Having lived through, and in a way participated peripherally in the Sri Lankan turmoil, and having compared and contrasted the political behavior of the Sri Lankan actors with those in other parts of the world, I have been always brought back to the example of Fidel Castro, Che Guevara, the Cuban revolution and to a certain extent, to the Nicaraguan Sandinista revolution.
Today, when you look at Latin America, what you would find is that those movements for transformation which succeeded are ones which have not transgressed the ethical bounds of humanism. Furthermore, even those movements which failed quite utterly in a military sense, such as the Tupamaros in Uruguay, made a tremendous political come-back because they did not violate humanist ethics or made a subsequent self-criticism of any transgressions from the moral high ground.
The moral high ground is the most valuable of political territory and it is possible to hold this territory even if one has to engage in violence as resistance to repression or as a mode of overall transformation. It is an exception, but it is possible. It is possible because the proof exists in the example, the practice, the consistent practice of Fidel Castro, of Che. They demonstrate that it is possible to be, precisely, revolutionaries, and practice a higher ethics be it as guerillas requesting the assistance of ICRC to tend to captive soldiers, or as a State fighting a counter revolution backed by a gigantic power, or as a doomed guerilla force (Che noted in his Diary that in the course of an ambush he could have shot a Bolivian army soldier who was at the back of a truck but desisted because the soldier looked like he was 14 years old) or as a State engaged in a major war, twelve years in Angola, deploying 300,000 troops from 1976 to 1988 without one accusation of an atrocity even by the United States at the Human Rights Commission in Geneva. So it is possible, while deploying all forms of violence as a State and/or an anti-state movement, to remain within the bounds of ethics and a radical humanism. This has been my point: it has been done and therefore it is possible to do it, and if you do it, it is not only correct ethically, but it is also a key to success and survival.

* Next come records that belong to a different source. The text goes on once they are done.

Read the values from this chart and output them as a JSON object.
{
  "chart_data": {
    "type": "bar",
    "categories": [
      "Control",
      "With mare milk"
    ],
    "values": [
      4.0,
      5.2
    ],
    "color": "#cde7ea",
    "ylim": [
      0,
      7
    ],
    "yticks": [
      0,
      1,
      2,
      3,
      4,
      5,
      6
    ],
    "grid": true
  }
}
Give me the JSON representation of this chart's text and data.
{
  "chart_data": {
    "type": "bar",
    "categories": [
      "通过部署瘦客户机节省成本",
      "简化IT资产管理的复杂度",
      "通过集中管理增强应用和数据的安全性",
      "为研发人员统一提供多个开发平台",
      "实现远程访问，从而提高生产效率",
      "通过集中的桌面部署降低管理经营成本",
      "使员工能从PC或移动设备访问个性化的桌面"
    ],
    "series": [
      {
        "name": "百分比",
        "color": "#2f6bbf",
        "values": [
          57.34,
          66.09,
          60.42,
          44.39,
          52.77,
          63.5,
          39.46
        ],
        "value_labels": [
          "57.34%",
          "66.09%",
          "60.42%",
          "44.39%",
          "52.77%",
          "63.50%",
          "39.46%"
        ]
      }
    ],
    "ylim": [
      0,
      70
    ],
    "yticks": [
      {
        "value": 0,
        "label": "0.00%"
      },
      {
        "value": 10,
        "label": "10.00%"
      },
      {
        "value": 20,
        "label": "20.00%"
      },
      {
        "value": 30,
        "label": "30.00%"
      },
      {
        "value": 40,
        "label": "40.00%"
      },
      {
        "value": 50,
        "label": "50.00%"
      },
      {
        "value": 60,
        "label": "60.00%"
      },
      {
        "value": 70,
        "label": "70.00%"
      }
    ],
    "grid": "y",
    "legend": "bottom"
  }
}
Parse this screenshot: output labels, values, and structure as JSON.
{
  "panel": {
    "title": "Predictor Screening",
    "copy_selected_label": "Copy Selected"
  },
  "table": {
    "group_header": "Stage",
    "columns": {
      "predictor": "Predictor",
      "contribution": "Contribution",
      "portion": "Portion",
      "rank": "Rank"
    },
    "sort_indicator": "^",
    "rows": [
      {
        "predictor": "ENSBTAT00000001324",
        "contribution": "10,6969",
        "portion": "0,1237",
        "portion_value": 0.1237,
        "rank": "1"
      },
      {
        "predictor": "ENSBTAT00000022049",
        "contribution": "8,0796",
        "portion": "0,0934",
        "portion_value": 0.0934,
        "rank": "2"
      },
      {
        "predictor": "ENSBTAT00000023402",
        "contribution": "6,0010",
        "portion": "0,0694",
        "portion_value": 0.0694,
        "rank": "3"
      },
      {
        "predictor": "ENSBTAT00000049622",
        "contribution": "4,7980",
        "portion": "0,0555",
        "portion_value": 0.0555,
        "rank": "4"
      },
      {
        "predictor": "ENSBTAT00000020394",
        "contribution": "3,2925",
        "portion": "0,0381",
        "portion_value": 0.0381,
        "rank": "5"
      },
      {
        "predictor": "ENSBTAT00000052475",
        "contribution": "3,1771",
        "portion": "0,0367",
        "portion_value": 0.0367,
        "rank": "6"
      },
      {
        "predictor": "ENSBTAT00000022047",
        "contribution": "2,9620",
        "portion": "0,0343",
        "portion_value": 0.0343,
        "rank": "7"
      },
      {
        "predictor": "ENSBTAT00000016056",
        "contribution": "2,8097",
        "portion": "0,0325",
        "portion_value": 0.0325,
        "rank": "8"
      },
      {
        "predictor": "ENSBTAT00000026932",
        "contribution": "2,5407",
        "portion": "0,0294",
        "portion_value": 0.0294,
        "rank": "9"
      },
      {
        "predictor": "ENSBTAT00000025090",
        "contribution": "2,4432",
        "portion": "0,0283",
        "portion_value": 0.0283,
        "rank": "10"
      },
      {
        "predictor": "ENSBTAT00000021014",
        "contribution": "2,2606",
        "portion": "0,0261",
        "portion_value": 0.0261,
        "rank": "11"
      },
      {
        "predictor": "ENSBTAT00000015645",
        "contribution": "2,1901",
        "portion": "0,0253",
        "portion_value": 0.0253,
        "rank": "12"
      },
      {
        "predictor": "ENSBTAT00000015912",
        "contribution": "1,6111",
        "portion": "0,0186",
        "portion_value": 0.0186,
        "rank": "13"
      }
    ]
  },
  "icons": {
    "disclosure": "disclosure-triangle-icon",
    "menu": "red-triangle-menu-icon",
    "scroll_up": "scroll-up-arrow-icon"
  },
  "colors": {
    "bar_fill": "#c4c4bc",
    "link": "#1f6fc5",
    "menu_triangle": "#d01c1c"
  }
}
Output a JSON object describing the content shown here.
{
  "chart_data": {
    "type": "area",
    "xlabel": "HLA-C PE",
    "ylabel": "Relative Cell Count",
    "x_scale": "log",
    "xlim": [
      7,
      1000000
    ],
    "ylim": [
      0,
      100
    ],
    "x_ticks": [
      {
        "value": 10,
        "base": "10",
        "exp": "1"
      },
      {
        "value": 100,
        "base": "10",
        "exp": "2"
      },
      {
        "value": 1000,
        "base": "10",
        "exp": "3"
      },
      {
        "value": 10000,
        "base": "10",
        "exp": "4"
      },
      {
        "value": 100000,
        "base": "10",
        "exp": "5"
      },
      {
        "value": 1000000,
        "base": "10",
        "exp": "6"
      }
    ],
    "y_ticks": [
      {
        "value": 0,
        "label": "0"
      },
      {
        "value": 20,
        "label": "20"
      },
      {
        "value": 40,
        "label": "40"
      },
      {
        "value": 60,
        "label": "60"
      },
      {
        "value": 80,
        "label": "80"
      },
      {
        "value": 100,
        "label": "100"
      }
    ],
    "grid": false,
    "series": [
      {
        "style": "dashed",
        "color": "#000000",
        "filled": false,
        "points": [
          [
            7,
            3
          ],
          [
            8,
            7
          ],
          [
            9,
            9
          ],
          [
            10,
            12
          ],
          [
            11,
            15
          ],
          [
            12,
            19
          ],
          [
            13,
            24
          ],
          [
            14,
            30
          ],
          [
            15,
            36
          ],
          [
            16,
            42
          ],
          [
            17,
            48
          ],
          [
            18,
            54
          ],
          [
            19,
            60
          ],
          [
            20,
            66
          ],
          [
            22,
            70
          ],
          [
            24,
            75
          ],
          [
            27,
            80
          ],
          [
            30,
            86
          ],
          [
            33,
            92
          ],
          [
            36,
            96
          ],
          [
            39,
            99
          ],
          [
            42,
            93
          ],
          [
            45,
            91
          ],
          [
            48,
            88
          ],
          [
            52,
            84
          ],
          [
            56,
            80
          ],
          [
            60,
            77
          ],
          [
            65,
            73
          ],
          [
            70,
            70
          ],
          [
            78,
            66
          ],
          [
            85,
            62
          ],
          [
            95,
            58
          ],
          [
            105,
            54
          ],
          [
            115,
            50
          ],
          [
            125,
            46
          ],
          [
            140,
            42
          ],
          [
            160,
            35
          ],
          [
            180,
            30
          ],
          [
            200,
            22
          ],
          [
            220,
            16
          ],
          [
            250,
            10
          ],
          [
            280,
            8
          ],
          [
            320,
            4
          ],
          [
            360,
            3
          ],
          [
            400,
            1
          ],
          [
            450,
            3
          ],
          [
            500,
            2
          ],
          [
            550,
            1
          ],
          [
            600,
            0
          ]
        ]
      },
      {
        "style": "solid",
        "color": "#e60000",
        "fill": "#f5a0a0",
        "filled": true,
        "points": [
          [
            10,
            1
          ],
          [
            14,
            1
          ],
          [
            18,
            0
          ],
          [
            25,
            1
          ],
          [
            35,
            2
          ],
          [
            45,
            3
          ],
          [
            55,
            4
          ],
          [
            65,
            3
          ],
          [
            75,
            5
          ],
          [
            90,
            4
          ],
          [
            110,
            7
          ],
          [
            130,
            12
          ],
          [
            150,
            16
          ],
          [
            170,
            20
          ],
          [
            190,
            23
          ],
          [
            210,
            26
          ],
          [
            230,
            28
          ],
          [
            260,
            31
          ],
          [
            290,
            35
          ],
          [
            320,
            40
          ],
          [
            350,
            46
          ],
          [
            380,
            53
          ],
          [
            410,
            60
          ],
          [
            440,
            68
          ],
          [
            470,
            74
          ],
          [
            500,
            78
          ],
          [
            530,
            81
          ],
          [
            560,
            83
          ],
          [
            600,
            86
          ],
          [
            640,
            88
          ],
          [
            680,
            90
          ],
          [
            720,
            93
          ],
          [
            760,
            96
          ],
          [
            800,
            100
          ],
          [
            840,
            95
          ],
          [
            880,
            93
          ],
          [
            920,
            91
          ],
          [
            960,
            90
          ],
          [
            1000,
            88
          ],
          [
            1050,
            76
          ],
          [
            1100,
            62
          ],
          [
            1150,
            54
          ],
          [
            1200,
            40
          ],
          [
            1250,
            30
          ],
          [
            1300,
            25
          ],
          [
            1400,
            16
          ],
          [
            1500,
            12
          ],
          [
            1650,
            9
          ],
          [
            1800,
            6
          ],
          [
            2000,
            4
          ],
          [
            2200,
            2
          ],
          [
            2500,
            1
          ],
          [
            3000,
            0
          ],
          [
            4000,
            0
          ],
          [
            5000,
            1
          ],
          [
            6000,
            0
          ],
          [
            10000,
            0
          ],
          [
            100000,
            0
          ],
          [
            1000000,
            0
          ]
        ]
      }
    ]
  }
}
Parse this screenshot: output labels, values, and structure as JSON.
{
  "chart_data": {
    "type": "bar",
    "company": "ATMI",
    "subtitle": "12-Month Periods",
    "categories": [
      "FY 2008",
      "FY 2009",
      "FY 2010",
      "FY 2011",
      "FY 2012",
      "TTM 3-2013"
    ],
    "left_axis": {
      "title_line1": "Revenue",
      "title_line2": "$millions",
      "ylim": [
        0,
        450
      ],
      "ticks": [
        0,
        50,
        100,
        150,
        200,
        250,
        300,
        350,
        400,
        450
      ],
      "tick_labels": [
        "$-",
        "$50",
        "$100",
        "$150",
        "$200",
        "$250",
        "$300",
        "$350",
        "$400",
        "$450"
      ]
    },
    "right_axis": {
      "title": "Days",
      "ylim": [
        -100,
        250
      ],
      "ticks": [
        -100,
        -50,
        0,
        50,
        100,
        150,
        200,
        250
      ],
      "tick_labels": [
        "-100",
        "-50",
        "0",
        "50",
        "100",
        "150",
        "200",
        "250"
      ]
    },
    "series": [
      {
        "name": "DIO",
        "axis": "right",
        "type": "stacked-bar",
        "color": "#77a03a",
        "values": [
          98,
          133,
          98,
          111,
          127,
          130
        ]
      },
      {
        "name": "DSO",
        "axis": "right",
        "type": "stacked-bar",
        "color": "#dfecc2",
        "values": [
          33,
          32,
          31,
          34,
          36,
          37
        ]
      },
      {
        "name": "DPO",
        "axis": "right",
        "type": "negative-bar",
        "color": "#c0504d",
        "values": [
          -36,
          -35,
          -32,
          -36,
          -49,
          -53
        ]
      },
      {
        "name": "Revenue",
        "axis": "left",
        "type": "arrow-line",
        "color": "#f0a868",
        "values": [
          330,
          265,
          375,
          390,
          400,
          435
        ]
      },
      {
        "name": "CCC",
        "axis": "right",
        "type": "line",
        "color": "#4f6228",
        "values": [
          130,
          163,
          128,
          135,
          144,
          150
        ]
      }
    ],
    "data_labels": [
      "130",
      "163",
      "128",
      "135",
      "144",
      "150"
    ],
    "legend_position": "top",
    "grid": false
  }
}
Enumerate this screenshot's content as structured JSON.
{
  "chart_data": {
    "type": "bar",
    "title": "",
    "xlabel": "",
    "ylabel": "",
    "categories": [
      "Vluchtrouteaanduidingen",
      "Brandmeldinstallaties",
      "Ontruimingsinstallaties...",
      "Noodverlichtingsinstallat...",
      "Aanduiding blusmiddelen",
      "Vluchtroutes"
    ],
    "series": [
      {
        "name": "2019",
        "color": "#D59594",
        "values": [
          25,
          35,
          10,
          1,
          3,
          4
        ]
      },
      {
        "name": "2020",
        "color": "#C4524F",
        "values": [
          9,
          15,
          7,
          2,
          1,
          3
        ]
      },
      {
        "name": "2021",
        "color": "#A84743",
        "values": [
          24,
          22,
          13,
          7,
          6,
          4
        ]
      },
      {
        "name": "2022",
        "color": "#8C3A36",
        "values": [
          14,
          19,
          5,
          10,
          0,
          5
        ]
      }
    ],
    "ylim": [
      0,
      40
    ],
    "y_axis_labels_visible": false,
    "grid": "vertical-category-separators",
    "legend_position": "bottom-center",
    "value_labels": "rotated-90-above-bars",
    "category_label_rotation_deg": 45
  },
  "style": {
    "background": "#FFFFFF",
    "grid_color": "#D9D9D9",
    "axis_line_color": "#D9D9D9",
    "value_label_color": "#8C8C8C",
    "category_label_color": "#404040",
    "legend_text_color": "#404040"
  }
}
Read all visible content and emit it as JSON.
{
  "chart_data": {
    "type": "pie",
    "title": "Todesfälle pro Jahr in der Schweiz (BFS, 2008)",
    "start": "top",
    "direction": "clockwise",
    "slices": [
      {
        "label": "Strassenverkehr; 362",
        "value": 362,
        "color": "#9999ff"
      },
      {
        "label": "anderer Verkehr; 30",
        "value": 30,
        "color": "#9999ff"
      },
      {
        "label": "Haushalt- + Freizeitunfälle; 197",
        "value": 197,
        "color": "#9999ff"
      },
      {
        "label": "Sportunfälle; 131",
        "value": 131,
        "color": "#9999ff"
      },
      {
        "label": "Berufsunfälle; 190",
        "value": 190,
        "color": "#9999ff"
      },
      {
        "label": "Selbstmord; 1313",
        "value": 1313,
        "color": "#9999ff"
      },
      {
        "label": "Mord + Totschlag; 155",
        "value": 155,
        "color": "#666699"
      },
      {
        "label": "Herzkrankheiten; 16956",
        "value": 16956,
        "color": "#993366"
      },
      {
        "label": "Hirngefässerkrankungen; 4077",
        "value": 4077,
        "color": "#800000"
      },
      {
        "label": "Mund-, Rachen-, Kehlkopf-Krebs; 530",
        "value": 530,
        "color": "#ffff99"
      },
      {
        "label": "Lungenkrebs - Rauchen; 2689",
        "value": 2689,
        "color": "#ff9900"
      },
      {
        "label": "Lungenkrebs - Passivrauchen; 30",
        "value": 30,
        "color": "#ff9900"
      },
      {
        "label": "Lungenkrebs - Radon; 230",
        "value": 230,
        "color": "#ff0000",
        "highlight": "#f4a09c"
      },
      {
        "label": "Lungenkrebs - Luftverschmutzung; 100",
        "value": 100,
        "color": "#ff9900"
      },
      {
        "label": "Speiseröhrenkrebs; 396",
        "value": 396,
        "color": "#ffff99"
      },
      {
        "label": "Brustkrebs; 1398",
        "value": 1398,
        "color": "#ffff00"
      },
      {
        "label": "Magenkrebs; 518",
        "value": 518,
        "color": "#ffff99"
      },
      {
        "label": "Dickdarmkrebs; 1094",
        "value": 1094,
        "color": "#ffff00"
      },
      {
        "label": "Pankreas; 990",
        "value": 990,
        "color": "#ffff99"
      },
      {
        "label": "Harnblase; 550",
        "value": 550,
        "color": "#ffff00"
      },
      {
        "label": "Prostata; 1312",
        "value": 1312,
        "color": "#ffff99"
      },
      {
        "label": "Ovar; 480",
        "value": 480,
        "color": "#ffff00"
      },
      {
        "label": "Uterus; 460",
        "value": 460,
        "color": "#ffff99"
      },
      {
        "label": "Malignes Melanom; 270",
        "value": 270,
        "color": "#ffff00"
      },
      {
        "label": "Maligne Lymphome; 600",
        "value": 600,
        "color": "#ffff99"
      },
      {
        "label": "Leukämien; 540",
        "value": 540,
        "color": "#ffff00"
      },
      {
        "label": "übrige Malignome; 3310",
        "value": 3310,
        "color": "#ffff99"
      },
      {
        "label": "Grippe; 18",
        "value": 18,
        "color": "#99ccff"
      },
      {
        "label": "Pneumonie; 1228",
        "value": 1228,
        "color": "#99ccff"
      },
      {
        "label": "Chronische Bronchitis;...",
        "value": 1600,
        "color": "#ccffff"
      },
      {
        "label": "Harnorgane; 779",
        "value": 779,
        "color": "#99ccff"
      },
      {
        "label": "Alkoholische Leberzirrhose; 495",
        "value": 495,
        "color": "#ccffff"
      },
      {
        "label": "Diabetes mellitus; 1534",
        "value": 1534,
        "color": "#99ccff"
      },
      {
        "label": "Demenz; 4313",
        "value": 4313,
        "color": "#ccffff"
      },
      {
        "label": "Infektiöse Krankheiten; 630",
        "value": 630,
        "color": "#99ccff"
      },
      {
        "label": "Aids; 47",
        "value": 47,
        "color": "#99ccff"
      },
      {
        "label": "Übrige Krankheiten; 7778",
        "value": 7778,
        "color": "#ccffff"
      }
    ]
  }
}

So in that sense one is able to transform or transcend the divide between realism and idealism because Fidel Castro remained in power and the revolution has defended itself from all forms of counter-revolutionary projects. This is consonant with Lenin’s notion of power, especially State power. Therefore it has been possible to transcend the divide between realism –where the central question is the retention or acquisition of power- and idealism, where the central question has been that of right or wrong. If one is able to combine the two, then it is possible, whether as human being or as project, to present a different way of being in the world, a way of being that corresponds in the final analysis, to a notion that has been very important to me, the notion of the hero.